5 of 6 people found the following review helpful
Well Worth Reading 23 Jan. 2007
By Dan Bogaty - Published on
Format: Hardcover
Alec Wilkinson, in "A Violent Act" has written a true crime documentary which is quite unlike most of the boilerplate true crime being written. This book, as opposed to much of the unintersting tripe being marketed, was obviously a long time in the writing.
This is a story about Mike Jackson, a dangerous small time burglar and hold-up man who kills his probation officer and leads authorities on a week long search. The book is well-written, literate and intelligent, and is obviously the product of extensive interviewing and research. The effects of the murder on the victim's family, which include some odd and increasingly strange contacts by the family of the killer, are discussed in detail. The major focus of the book however is Mike Jackson. I can not overemphasize the depth of the author's research and of his presentation of Jackson's life: the fact that early on he exhibited the inability to cope with simple childhood experiences; his inability to perform even the most menial jobs except criminal ones where no continuing personal interaction was necessary; the long stretches he spent in jail; and his descent into psychosis.
The reason I gave the book 4 rather than 5 stars is that I felt Wilkinson went on too long, and ultimately excessively, about the search efforts of the FBI and other police groups. While some of this was necessary and interesting, Wilkinson described the police efforts for each day of an effort that lasted over a week. Since most of these days were numbingly the same, Wilkinson's narrative also becomes numbing during this part of the book.

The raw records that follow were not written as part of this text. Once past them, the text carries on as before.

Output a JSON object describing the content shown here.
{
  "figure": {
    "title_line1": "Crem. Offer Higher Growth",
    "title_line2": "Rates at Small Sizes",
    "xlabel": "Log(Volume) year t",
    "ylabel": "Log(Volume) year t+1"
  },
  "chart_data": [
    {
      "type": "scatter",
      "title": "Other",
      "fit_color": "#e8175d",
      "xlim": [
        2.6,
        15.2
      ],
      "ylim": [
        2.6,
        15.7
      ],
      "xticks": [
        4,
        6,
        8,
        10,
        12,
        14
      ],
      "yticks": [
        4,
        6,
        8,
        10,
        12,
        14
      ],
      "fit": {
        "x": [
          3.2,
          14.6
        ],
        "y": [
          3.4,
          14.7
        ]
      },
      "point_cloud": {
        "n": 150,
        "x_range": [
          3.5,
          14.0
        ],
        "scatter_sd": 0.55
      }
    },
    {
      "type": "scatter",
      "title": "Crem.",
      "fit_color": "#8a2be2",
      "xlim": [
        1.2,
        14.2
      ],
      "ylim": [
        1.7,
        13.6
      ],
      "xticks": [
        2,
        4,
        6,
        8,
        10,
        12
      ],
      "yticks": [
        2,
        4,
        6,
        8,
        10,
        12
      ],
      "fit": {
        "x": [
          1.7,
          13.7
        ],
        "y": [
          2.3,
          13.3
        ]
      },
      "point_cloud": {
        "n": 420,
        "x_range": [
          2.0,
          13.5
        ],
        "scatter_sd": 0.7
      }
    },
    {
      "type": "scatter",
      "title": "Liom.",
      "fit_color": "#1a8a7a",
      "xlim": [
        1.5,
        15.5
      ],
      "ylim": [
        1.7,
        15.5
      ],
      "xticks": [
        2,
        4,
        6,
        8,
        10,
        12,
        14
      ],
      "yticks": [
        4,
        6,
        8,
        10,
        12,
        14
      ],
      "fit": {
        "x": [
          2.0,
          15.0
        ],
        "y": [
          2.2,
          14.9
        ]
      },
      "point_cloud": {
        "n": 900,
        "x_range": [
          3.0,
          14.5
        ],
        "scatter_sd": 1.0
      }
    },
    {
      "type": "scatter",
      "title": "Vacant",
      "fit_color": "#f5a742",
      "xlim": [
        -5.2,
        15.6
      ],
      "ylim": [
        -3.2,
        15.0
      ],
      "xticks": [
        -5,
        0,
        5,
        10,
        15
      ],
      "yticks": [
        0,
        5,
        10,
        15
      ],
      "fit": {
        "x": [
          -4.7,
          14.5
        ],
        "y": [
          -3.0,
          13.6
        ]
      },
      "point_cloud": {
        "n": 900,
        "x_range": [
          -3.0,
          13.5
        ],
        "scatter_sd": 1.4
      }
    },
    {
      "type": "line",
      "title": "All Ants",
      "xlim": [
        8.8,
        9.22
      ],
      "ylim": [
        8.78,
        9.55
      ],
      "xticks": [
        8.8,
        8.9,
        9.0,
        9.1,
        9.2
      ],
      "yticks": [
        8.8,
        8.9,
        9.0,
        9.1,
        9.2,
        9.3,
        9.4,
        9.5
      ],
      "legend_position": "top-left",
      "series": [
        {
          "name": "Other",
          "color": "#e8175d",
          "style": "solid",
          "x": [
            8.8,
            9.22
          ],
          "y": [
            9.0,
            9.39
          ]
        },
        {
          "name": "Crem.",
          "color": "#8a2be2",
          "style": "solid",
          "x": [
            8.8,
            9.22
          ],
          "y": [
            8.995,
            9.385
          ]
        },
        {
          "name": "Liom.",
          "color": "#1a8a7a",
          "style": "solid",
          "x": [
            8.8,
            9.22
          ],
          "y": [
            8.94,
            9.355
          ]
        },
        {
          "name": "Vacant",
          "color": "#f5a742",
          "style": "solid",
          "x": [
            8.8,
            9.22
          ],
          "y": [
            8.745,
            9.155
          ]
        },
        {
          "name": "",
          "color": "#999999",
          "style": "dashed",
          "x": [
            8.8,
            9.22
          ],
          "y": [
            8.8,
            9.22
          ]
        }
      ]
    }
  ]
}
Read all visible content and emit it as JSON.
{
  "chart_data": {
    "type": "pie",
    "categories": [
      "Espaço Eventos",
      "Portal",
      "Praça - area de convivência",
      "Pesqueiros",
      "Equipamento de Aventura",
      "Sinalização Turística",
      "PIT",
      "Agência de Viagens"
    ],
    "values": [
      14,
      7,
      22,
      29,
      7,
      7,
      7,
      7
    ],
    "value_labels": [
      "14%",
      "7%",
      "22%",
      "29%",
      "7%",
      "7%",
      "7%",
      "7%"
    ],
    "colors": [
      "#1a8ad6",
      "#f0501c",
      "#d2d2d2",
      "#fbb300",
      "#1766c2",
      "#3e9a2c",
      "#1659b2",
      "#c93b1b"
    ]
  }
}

The in depth study of Mike Jackson is however superb. Wilkinson writes about him with such understanding and empathy that his writing about Jackson, a man who less talented writers would simply dismiss as an evil career criminal, sometimes approaches tenderness.
This book is well worth reading and will be appreciated by fans of true crime who are interested in real understanding an event.
Lots of Facts Didn't Make the Killings Interesting 1 Sept. 2014
By Sandi Kay Wheatley - Published on
Format: Hardcover
The writer is in pure reportorial style. His sentences are short. His pace is sometimes plodding. He tells the story. Simply. While there's nothing inherently wrong in this, it's almost as if he's 'writing down' to his audience. We do get a full picture of both the crimes and the chase to hunt down the nut case who kills & abuses & steals on his spree. I found it hard to work up much sympathy for him and was frankly relieved that he ends his own life. The best part of the book for me was the fact that the author is able to render dialogue in a believable way and give one some sense of his interviews. I'd term it average because of the lack of interesting crime - but better than average because of careful research.
0 of 1 people found the following review helpful
Three Stars 21 Feb. 2015
By Lori Anderson - Published on
Format: Hardcover Verified Purchase
The wife of the murder officer is my neighbor. What an awful thing to go through.